Sophie Bennett is not a name you may have heard of, but she’s certainly someone to keep an eye on in the management of Welsh rugby.
As a young promising rugby player at national academy level in England, she progressed from playing at University to playing for Worcester and eventually Cardiff Quins, and subsequently landed a role at the WRU working with Wales’s elite female players.
“Playing for Quins was great, but it got to the point where I had to make a choice and I chose the job,” she says. Employment hasn’t stymied her active lifestyle though: “I was running marathons and doing a lot of road cycling, and now I’m into Crossfit. I train as full-time as someone can when they have a job like mine! I’ve always loved playing sport.”
Sophie’s job is certainly varied. She describes her role as the ‘women’s performance manager’, looking after the senior women’s squad and the pathways that a player may use to break onto the international scene, from regional rugby to Sevens and finally international XVs level.
“The other side of my job is to help coordinate the Colleges and Regional & National Age Grade Programmes in the men’s game and help administer the national academy; a group of players who have access to training and holistic support at the state-of-the-art facilities we have here.”
‘Here’ is the National Centre of Excellence (NCE): a base near Hensol in which the top international players are housed.
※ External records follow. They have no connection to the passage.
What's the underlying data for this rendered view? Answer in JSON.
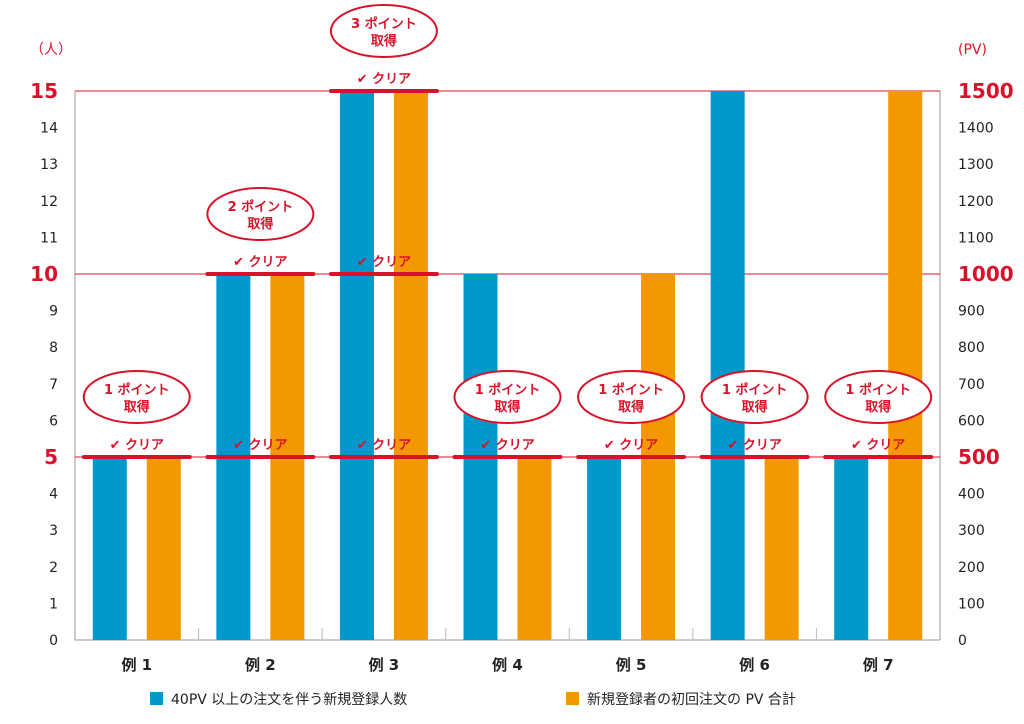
{
  "chart_data": {
    "type": "bar",
    "categories": [
      "例 1",
      "例 2",
      "例 3",
      "例 4",
      "例 5",
      "例 6",
      "例 7"
    ],
    "series": [
      {
        "name": "40PV 以上の注文を伴う新規登録人数",
        "color": "#0099cc",
        "axis": "left",
        "values": [
          5,
          10,
          15,
          10,
          5,
          15,
          5
        ]
      },
      {
        "name": "新規登録者の初回注文の PV 合計",
        "color": "#f39800",
        "axis": "right",
        "values": [
          500,
          1000,
          1500,
          500,
          1000,
          500,
          1500
        ]
      }
    ],
    "left_axis": {
      "unit": "（人）",
      "ylim": [
        0,
        15
      ],
      "ticks": [
        "0",
        "1",
        "2",
        "3",
        "4",
        "5",
        "6",
        "7",
        "8",
        "9",
        "10",
        "11",
        "12",
        "13",
        "14",
        "15"
      ],
      "major": [
        "5",
        "10",
        "15"
      ]
    },
    "right_axis": {
      "unit": "(PV)",
      "ylim": [
        0,
        1500
      ],
      "ticks": [
        "0",
        "100",
        "200",
        "300",
        "400",
        "500",
        "600",
        "700",
        "800",
        "900",
        "1000",
        "1100",
        "1200",
        "1300",
        "1400",
        "1500"
      ],
      "major": [
        "500",
        "1000",
        "1500"
      ]
    },
    "threshold_lines": [
      5,
      10,
      15
    ],
    "clear_label": "✔ クリア",
    "clears": [
      {
        "category": 0,
        "levels": [
          5
        ]
      },
      {
        "category": 1,
        "levels": [
          5,
          10
        ]
      },
      {
        "category": 2,
        "levels": [
          5,
          10,
          15
        ]
      },
      {
        "category": 3,
        "levels": [
          5
        ]
      },
      {
        "category": 4,
        "levels": [
          5
        ]
      },
      {
        "category": 5,
        "levels": [
          5
        ]
      },
      {
        "category": 6,
        "levels": [
          5
        ]
      }
    ],
    "badges": [
      {
        "category": 0,
        "level": 5,
        "lines": [
          "1 ポイント",
          "取得"
        ]
      },
      {
        "category": 1,
        "level": 10,
        "lines": [
          "2 ポイント",
          "取得"
        ]
      },
      {
        "category": 2,
        "level": 15,
        "lines": [
          "3 ポイント",
          "取得"
        ]
      },
      {
        "category": 3,
        "level": 5,
        "lines": [
          "1 ポイント",
          "取得"
        ]
      },
      {
        "category": 4,
        "level": 5,
        "lines": [
          "1 ポイント",
          "取得"
        ]
      },
      {
        "category": 5,
        "level": 5,
        "lines": [
          "1 ポイント",
          "取得"
        ]
      },
      {
        "category": 6,
        "level": 5,
        "lines": [
          "1 ポイント",
          "取得"
        ]
      }
    ],
    "grid": false,
    "legend_position": "bottom",
    "accent_color": "#d7132a"
  }
}
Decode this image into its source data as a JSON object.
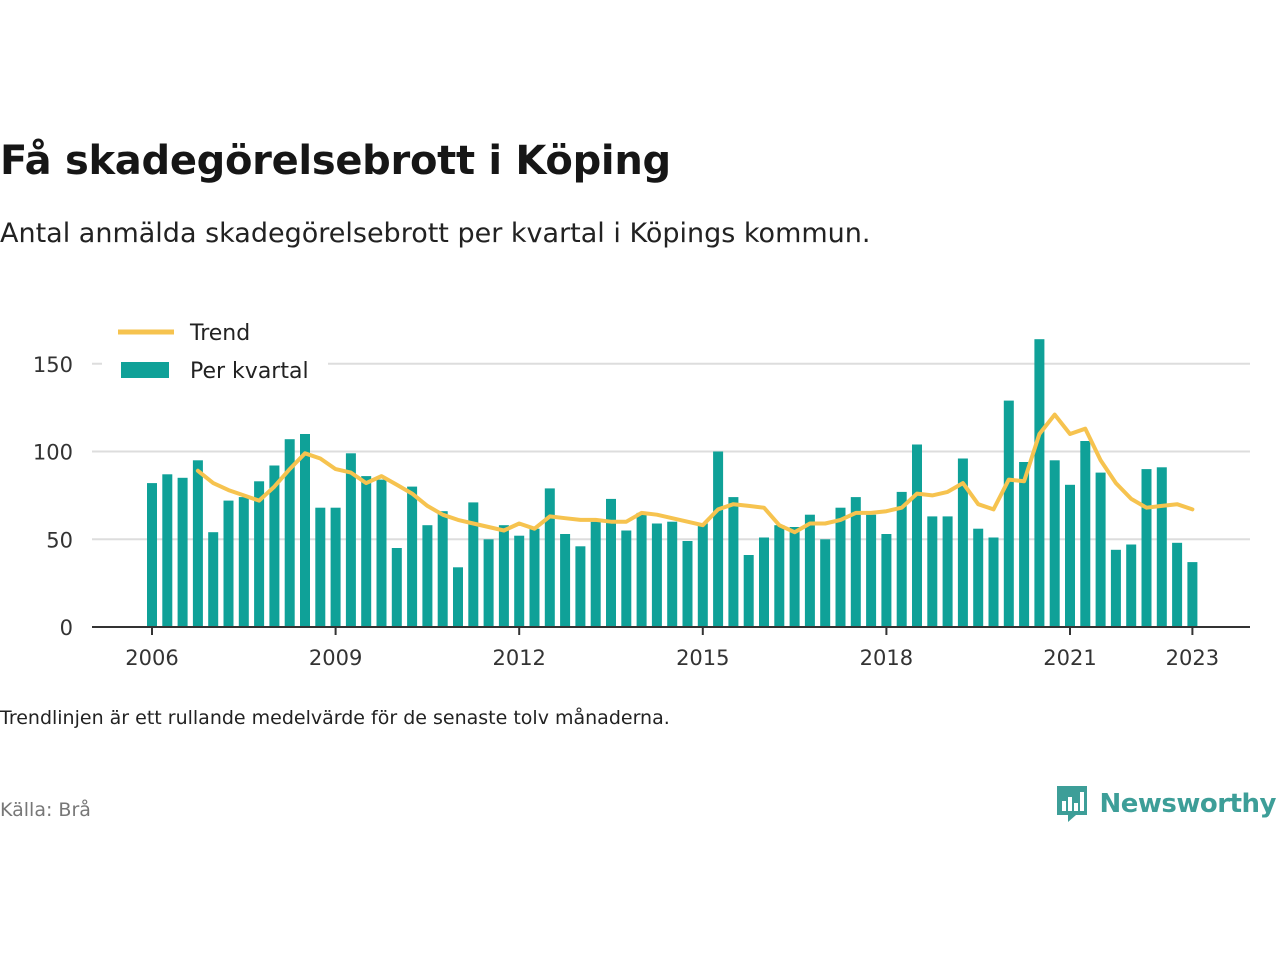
{
  "title": "Få skadegörelsebrott i Köping",
  "subtitle": "Antal anmälda skadegörelsebrott per kvartal i Köpings kommun.",
  "note": "Trendlinjen är ett rullande medelvärde för de senaste tolv månaderna.",
  "source": "Källa: Brå",
  "brand": {
    "name": "Newsworthy",
    "icon": "newsworthy-logo-icon",
    "color": "#3d9e98"
  },
  "colors": {
    "bar": "#0fa198",
    "trend": "#f6c34f",
    "grid": "#dddddd",
    "axis": "#333333"
  },
  "chart_data": {
    "type": "bar",
    "x_ticks": [
      2006,
      2009,
      2012,
      2015,
      2018,
      2021,
      2023
    ],
    "y_ticks": [
      0,
      50,
      100,
      150
    ],
    "ylim": [
      0,
      165
    ],
    "grid": true,
    "legend_position": "top-left",
    "legend": [
      {
        "label": "Trend",
        "kind": "line"
      },
      {
        "label": "Per kvartal",
        "kind": "bar"
      }
    ],
    "series": [
      {
        "name": "Per kvartal",
        "type": "bar",
        "x": [
          "2006-Q1",
          "2006-Q2",
          "2006-Q3",
          "2006-Q4",
          "2007-Q1",
          "2007-Q2",
          "2007-Q3",
          "2007-Q4",
          "2008-Q1",
          "2008-Q2",
          "2008-Q3",
          "2008-Q4",
          "2009-Q1",
          "2009-Q2",
          "2009-Q3",
          "2009-Q4",
          "2010-Q1",
          "2010-Q2",
          "2010-Q3",
          "2010-Q4",
          "2011-Q1",
          "2011-Q2",
          "2011-Q3",
          "2011-Q4",
          "2012-Q1",
          "2012-Q2",
          "2012-Q3",
          "2012-Q4",
          "2013-Q1",
          "2013-Q2",
          "2013-Q3",
          "2013-Q4",
          "2014-Q1",
          "2014-Q2",
          "2014-Q3",
          "2014-Q4",
          "2015-Q1",
          "2015-Q2",
          "2015-Q3",
          "2015-Q4",
          "2016-Q1",
          "2016-Q2",
          "2016-Q3",
          "2016-Q4",
          "2017-Q1",
          "2017-Q2",
          "2017-Q3",
          "2017-Q4",
          "2018-Q1",
          "2018-Q2",
          "2018-Q3",
          "2018-Q4",
          "2019-Q1",
          "2019-Q2",
          "2019-Q3",
          "2019-Q4",
          "2020-Q1",
          "2020-Q2",
          "2020-Q3",
          "2020-Q4",
          "2021-Q1",
          "2021-Q2",
          "2021-Q3",
          "2021-Q4",
          "2022-Q1",
          "2022-Q2",
          "2022-Q3",
          "2022-Q4",
          "2023-Q1"
        ],
        "values": [
          82,
          87,
          85,
          95,
          54,
          72,
          74,
          83,
          92,
          107,
          110,
          68,
          68,
          99,
          86,
          84,
          45,
          80,
          58,
          66,
          34,
          71,
          50,
          58,
          52,
          56,
          79,
          53,
          46,
          60,
          73,
          55,
          65,
          59,
          60,
          49,
          59,
          100,
          74,
          41,
          51,
          58,
          57,
          64,
          50,
          68,
          74,
          64,
          53,
          77,
          104,
          63,
          63,
          96,
          56,
          51,
          129,
          94,
          164,
          95,
          81,
          106,
          88,
          44,
          47,
          90,
          91,
          48,
          37
        ]
      },
      {
        "name": "Trend",
        "type": "line",
        "x": [
          "2006-Q4",
          "2007-Q1",
          "2007-Q2",
          "2007-Q3",
          "2007-Q4",
          "2008-Q1",
          "2008-Q2",
          "2008-Q3",
          "2008-Q4",
          "2009-Q1",
          "2009-Q2",
          "2009-Q3",
          "2009-Q4",
          "2010-Q1",
          "2010-Q2",
          "2010-Q3",
          "2010-Q4",
          "2011-Q1",
          "2011-Q2",
          "2011-Q3",
          "2011-Q4",
          "2012-Q1",
          "2012-Q2",
          "2012-Q3",
          "2012-Q4",
          "2013-Q1",
          "2013-Q2",
          "2013-Q3",
          "2013-Q4",
          "2014-Q1",
          "2014-Q2",
          "2014-Q3",
          "2014-Q4",
          "2015-Q1",
          "2015-Q2",
          "2015-Q3",
          "2015-Q4",
          "2016-Q1",
          "2016-Q2",
          "2016-Q3",
          "2016-Q4",
          "2017-Q1",
          "2017-Q2",
          "2017-Q3",
          "2017-Q4",
          "2018-Q1",
          "2018-Q2",
          "2018-Q3",
          "2018-Q4",
          "2019-Q1",
          "2019-Q2",
          "2019-Q3",
          "2019-Q4",
          "2020-Q1",
          "2020-Q2",
          "2020-Q3",
          "2020-Q4",
          "2021-Q1",
          "2021-Q2",
          "2021-Q3",
          "2021-Q4",
          "2022-Q1",
          "2022-Q2",
          "2022-Q3",
          "2022-Q4",
          "2023-Q1"
        ],
        "values": [
          89,
          82,
          78,
          75,
          72,
          80,
          90,
          99,
          96,
          90,
          88,
          82,
          86,
          81,
          76,
          69,
          64,
          61,
          59,
          57,
          55,
          59,
          56,
          63,
          62,
          61,
          61,
          60,
          60,
          65,
          64,
          62,
          60,
          58,
          67,
          70,
          69,
          68,
          58,
          54,
          59,
          59,
          61,
          65,
          65,
          66,
          68,
          76,
          75,
          77,
          82,
          70,
          67,
          84,
          83,
          110,
          121,
          110,
          113,
          95,
          82,
          73,
          68,
          69,
          70,
          67
        ]
      }
    ]
  }
}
Indeed, the Six Nation’s side will call it home during the 2013 competition. Strangely, though, Sophie tells of how sheer circumstance put rugby in her path. “I sort of fell into rugby. The wife of my colleague who I used to coach with played rugby, so we started a team and went off to university and got more heavily involved then. I got more and more involved in coaching there, and managed to get experience at Gloucester RFC, and was then asked to apply for the job I have now.”
So what was it that made her such an enticing prospect that she was headhunted for her role with the WRU? Volunteering, she says: “I always coached on the side of playing, and did as much as I could. When I graduated I kept coaching the University side, I threw myself into volunteering at Gloucester and for the RFUW.
“When a position opened up at Gloucester I stepped in and said I’d help until they found someone else, which was part time, then moved into managing the department after that. I never originally wanted this; I always saw myself as a PE teacher. But the more I grafted at it, the further I got.”
It is this determination and will to work that has made her the influential figure in welsh rugby that she is today. Indeed, as generations of talent come through the ranks at the NCE, it is thanks to the hard work and dedication of inspirational people like Sophie that these players exist at all.